Majority of minors abused in Punjab are boys: report

Around 69% of reported cases — from Jan to July 15 — involved minor boys

Ahmed Faraz
Zainab Sabir Mir
Representational image. — Reuters/File
Representational image. — Reuters/File

  • 55% perps were victims' neighbours, 13% relatives, 32% strangers.
  • Gujranwala reports most incidents from Jan-July 2023.
  • Rawalpindi and Lahore reported the lowest rape cases.

LAHORE: In a shocking revelation, the Punjab interior department has recently shared that as the instances of sexual abuse of children rise, more boys than girls become victims of such crimes.

A report compiled on the numeration of such cases from January to June 15, 2023, reveals that in a span of less than six months, 1,390 cases of child abuse were reported in the province — a harrowing number in itself but made worse by further revelations.

According to the report, around 69% (959 cases) of the reported cases involved minor boys, while the remaining 31% (431 cases) involved girls.

Yet more disturbing were revelations of the perpetrators.

Moreover, the report stated that of those facing trials, 55% were the victims' neighbuors, 13% were relatives, and 32% were strangers.

Regarding the city-wise prevalence of child abuse cases, the report stated that most rape cases in Punjab were registered in Gujranwala, where 220 cases were reported.

Rawalpindi and Lahore reported the lowest rape cases at 69 and 89, respectively.

Furthermore, DG Khan reported 199 incidents; Faisalabad 186; Multan 140; Bahawalpur 129; Sheikhupura 128; Sahiwal 127; and Sargodha 103.

Causes of rise in child abuse

According to the report, child sexual abuse is influenced by a range of social factors in Pakistan, and patriarchal norms, power imbalances, poverty, illiteracy and social inequalities contribute to the vulnerability of the children.

Former National Child Rights Commission (NCRC) chairperson Afshan Tehseen seconds this. In a conversation with, she said that the prevalence of child abuse was caused directly by poverty.

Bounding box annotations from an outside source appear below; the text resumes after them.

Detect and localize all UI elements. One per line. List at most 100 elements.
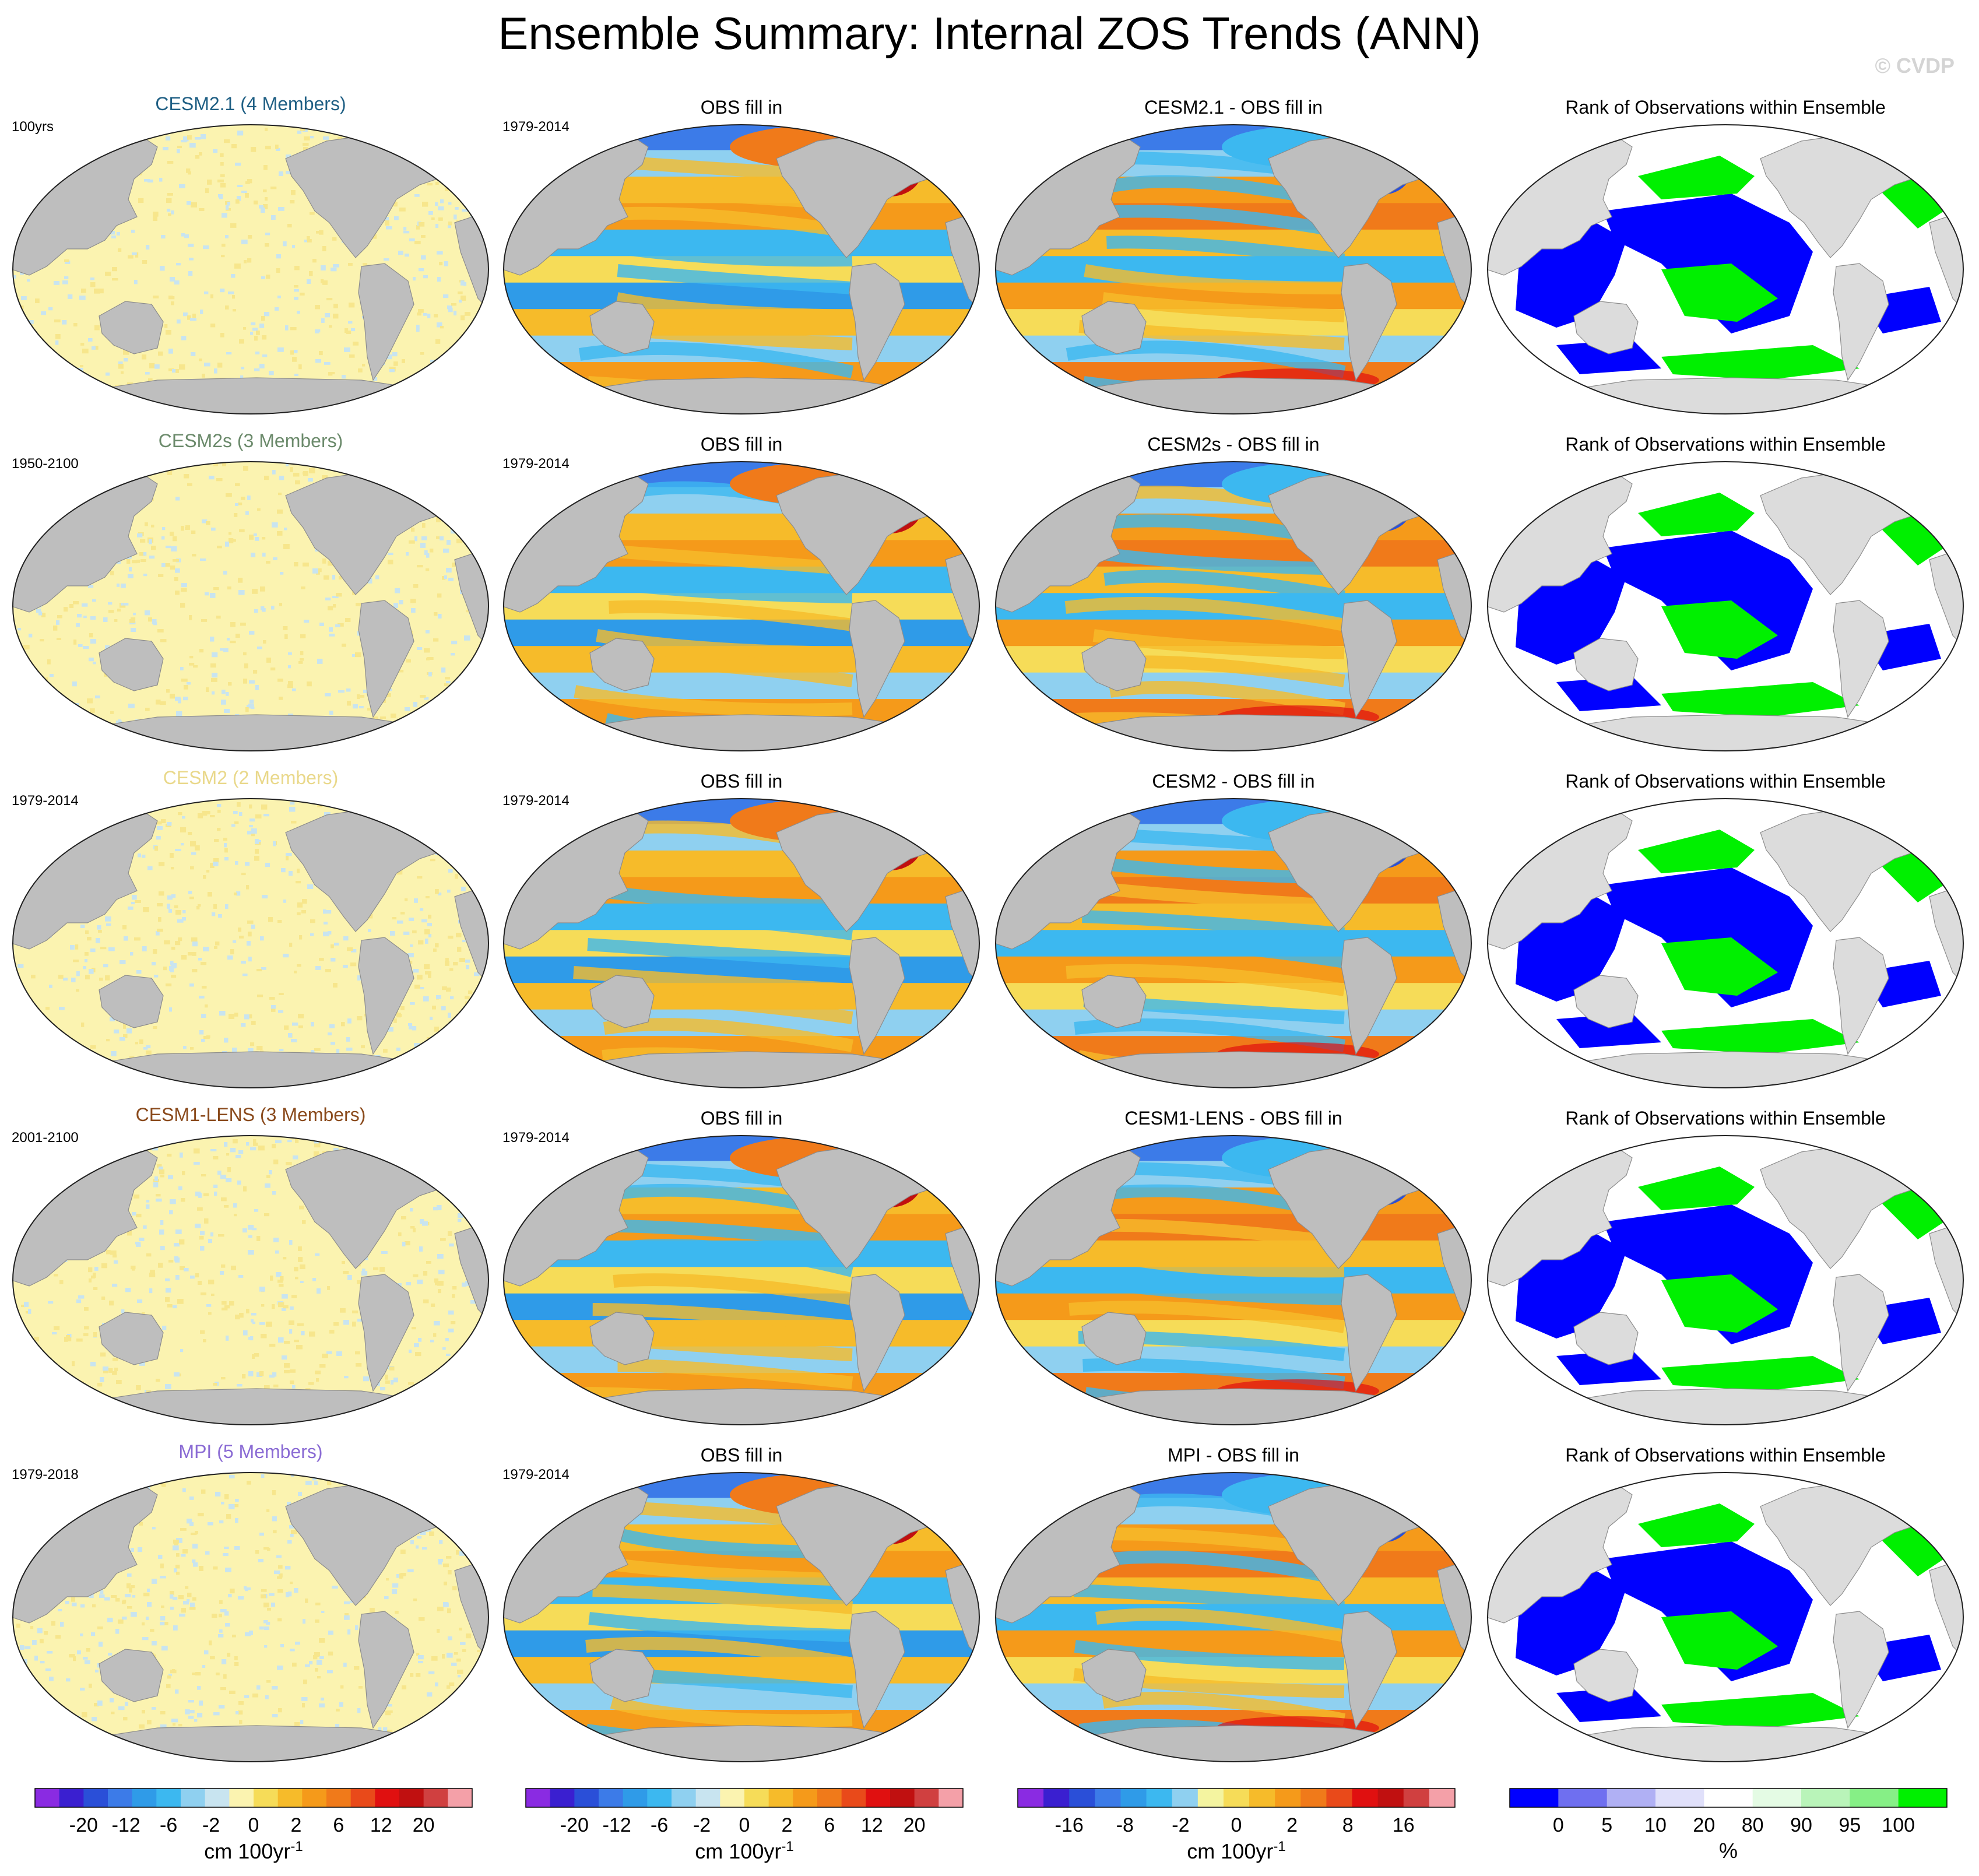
colorbar-swatch (1801, 1789, 1850, 1807)
colorbar-swatch (1197, 1789, 1224, 1807)
colorbar-tick-label: 100 (1882, 1814, 1915, 1836)
colorbar-swatch (1510, 1789, 1559, 1807)
colorbar-swatch (205, 1789, 230, 1807)
model-map (12, 798, 489, 1088)
colorbar-unit-exponent: -1 (290, 1839, 303, 1854)
colorbar-tick-label: 2 (781, 1814, 792, 1836)
rank-map (1487, 1135, 1964, 1425)
colorbar-swatch (1069, 1789, 1095, 1807)
colorbar-unit-label: cm 100yr-1 (137, 1839, 370, 1864)
colorbar-tick-label: -20 (69, 1814, 98, 1836)
model-ensemble-label: MPI (5 Members) (178, 1441, 323, 1462)
colorbar-tick-label: 20 (1693, 1814, 1715, 1836)
colorbar-swatch (793, 1789, 818, 1807)
obs-colorbar: -20 -12 -6 -2 0 2 6 12 20 (525, 1788, 964, 1836)
colorbar-tick-label: 20 (413, 1814, 435, 1836)
model-map (12, 461, 489, 751)
rank-panel-title: Rank of Observations within Ensemble (1565, 97, 1886, 118)
colorbar-tick-label: -2 (1172, 1814, 1189, 1836)
colorbar-swatch (254, 1789, 279, 1807)
colorbar-swatch (672, 1789, 697, 1807)
colorbar-swatch (1120, 1789, 1147, 1807)
colorbar-swatch (1655, 1789, 1704, 1807)
model-map (12, 1135, 489, 1425)
colorbar-swatch (132, 1789, 157, 1807)
colorbar-tick-label: -2 (202, 1814, 220, 1836)
colorbar-swatch (1752, 1789, 1802, 1807)
diff-panel-title: CESM2.1 - OBS fill in (1144, 97, 1323, 118)
colorbar-swatch (574, 1789, 599, 1807)
colorbar-swatch (914, 1789, 939, 1807)
model-period-label: 1979-2014 (12, 793, 79, 809)
rank-map (1487, 124, 1964, 414)
colorbar-swatch (326, 1789, 351, 1807)
colorbar-swatch (1326, 1789, 1353, 1807)
diff-map (995, 1135, 1472, 1425)
colorbar-unit-label: cm 100yr-1 (628, 1839, 861, 1864)
colorbar-swatch (817, 1789, 842, 1807)
colorbar-swatch (841, 1789, 866, 1807)
colorbar-tick-label: -6 (160, 1814, 177, 1836)
diff-panel-title: CESM2 - OBS fill in (1152, 771, 1315, 792)
colorbar-tick-label: -6 (651, 1814, 668, 1836)
colorbar-tick-label: -16 (1055, 1814, 1084, 1836)
rank-map (1487, 798, 1964, 1088)
colorbar-swatch (423, 1789, 448, 1807)
model-period-label: 100yrs (12, 119, 54, 135)
colorbar-swatch (83, 1789, 108, 1807)
colorbar-swatch (1043, 1789, 1070, 1807)
rank-panel-title: Rank of Observations within Ensemble (1565, 1445, 1886, 1466)
colorbar-swatch (890, 1789, 915, 1807)
model-ensemble-label: CESM1-LENS (3 Members) (135, 1104, 366, 1125)
rank-panel-title: Rank of Observations within Ensemble (1565, 771, 1886, 792)
colorbar-swatch (399, 1789, 424, 1807)
colorbar-tick-label: 0 (1231, 1814, 1242, 1836)
colorbar-swatch (768, 1789, 793, 1807)
colorbar-tick-label: 0 (739, 1814, 750, 1836)
colorbar-tick-label: 20 (904, 1814, 926, 1836)
cvdp-credit: © CVDP (1875, 54, 1955, 78)
obs-period-label: 1979-2014 (502, 793, 570, 809)
colorbar-tick-label: -12 (603, 1814, 631, 1836)
colorbar-tick-label: 5 (1601, 1814, 1612, 1836)
colorbar-swatch (1377, 1789, 1404, 1807)
colorbar-unit-text: cm 100yr (695, 1839, 782, 1863)
colorbar-tick-label: -12 (112, 1814, 140, 1836)
colorbar-unit-label: cm 100yr-1 (1120, 1839, 1353, 1864)
colorbar-swatch (59, 1789, 84, 1807)
colorbar-swatch (229, 1789, 254, 1807)
diff-colorbar: -16 -8 -2 0 2 8 16 (1017, 1788, 1456, 1836)
colorbar-swatch (866, 1789, 891, 1807)
colorbar-swatch (1403, 1789, 1430, 1807)
rank-colorbar: 0 5 10 20 80 90 95 100 (1509, 1788, 1948, 1836)
colorbar-swatch (720, 1789, 745, 1807)
colorbar-swatch (695, 1789, 720, 1807)
rank-panel-title: Rank of Observations within Ensemble (1565, 434, 1886, 455)
obs-map (503, 124, 980, 414)
obs-period-label: 1979-2014 (502, 456, 570, 472)
rank-map (1487, 461, 1964, 751)
diff-panel-title: CESM1-LENS - OBS fill in (1124, 1108, 1342, 1129)
model-colorbar: -20 -12 -6 -2 0 2 6 12 20 (34, 1788, 473, 1836)
colorbar-tick-label: 12 (370, 1814, 392, 1836)
colorbar-swatch (1172, 1789, 1198, 1807)
colorbar-tick-label: 12 (861, 1814, 883, 1836)
colorbar-unit-label: % (1612, 1839, 1845, 1863)
colorbar-unit-exponent: -1 (1273, 1839, 1286, 1854)
colorbar-tick-label: 0 (248, 1814, 259, 1836)
colorbar-swatch (1095, 1789, 1121, 1807)
colorbar-tick-label: 95 (1839, 1814, 1861, 1836)
model-period-label: 2001-2100 (12, 1130, 79, 1146)
colorbar-swatch (1018, 1789, 1044, 1807)
diff-panel-title: CESM2s - OBS fill in (1147, 434, 1320, 455)
obs-map (503, 461, 980, 751)
model-ensemble-label: CESM2.1 (4 Members) (155, 93, 346, 114)
colorbar-swatch (599, 1789, 624, 1807)
colorbar-swatch (1558, 1789, 1608, 1807)
model-ensemble-label: CESM2s (3 Members) (158, 430, 343, 451)
colorbar-tick-label: 16 (1393, 1814, 1415, 1836)
colorbar-tick-label: 80 (1742, 1814, 1764, 1836)
main-title: Ensemble Summary: Internal ZOS Trends (A… (498, 8, 1481, 59)
model-map (12, 124, 489, 414)
colorbar-swatch (277, 1789, 303, 1807)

Several people from poor backgrounds have no qualms about sending their children to work, many for merely one meal a day, she said, adding that the more such vulnerable children are exposed, the more likely they are to be exploited.

Moreover, she said that the rise in the number of male victims could be attributed to the fact that many households are already protective of their girls; boys, however, have more mobility in society, resulting in an increased probability of exploitation.

Additionally, the report stated that victim-blaming attitudes and a lack of awareness about child rights compounded the challenges faced in addressing and preventing such crimes.

Addressing the problem

While the report enumerates several steps taken by governments to address child sexual abuse — such as the Criminal Law (Amendment) Act of 2016, the Prevention of Child Abuse Act of 2018 and the Zainab Alert, Response, and Recovery Act 2020 — it points out that effective implementation, enforcement, and coordination among relevant agencies are crucial to ensure justice for victims and punishment for the perpetrators.

1) Sensitising Child Protection and Welfare Bureau (CPWB)

The report suggested that the CPWB, inter alia — the primary stakeholders for the protection of the children — be further sensitised and directed to be more active because of the prevailing situation.

"It should have a dedicated team of the professionals and the motivated officials including the child protection officers, psychologists, law officers and doctors for the protection of the children from abuses and rehabilitation of the victims", the report recommended.

2) Comprehensive approach

The report further stressed the need for a comprehensive mechanism for coordination among the various major stakeholders, including police, parents, CPWBs and other relevant federal and provincial agencies.

3) Sensitisation, capacity building

Another recommendation shared by the report includes the sensitisation and capacity building of the stakeholders and staff of relevant agencies through training programmes.

These programmes could be conducted for professionals working with the children, such as teachers, healthcare providers, law-enforcement agencies' personnel and social workers, to enhance their skills in identifying the signs of abuse, responding sensitively and providing appropriate support.

4) Awareness campaigns

The report urged the importance of awareness campaigns on social and entertainment avenues and recommended that such campaigns be conducted on print and electronic media to educate the masses.

5) Coordination between helplines

The reports also strongly suggested that all helplines at the provincial level be coordinated and that the domestic violence helpline 1099 be linked with the police department.

6) Establishing a database

"A database of abducted/missing children should be developed for analysis and policy recommendations," the report stated.

7) Reviewing existing apparatus

"National and provincial legislatures need to review the existing child protection laws while reforming the existing apparatus," the report stated, adding that the government establish special courts for child abuse cases and enhance the capacity and training of law-enforcement agencies and judicial system to handle such cases effectively.

It further proposed a review of the role of the human rights ministry, stating: "The ministry should play its role to revamp the national child protection centre to identify, prevent and report issue of child abuse", the report states.

8) Holistic support services

The report also added that there was a need for holistic support services, including counseling, medical assistance, legal aid and rehabilitation programmes.

These programmes, it stated, must be made available to the child survivors and their families to aid their recovery and reintegration into society.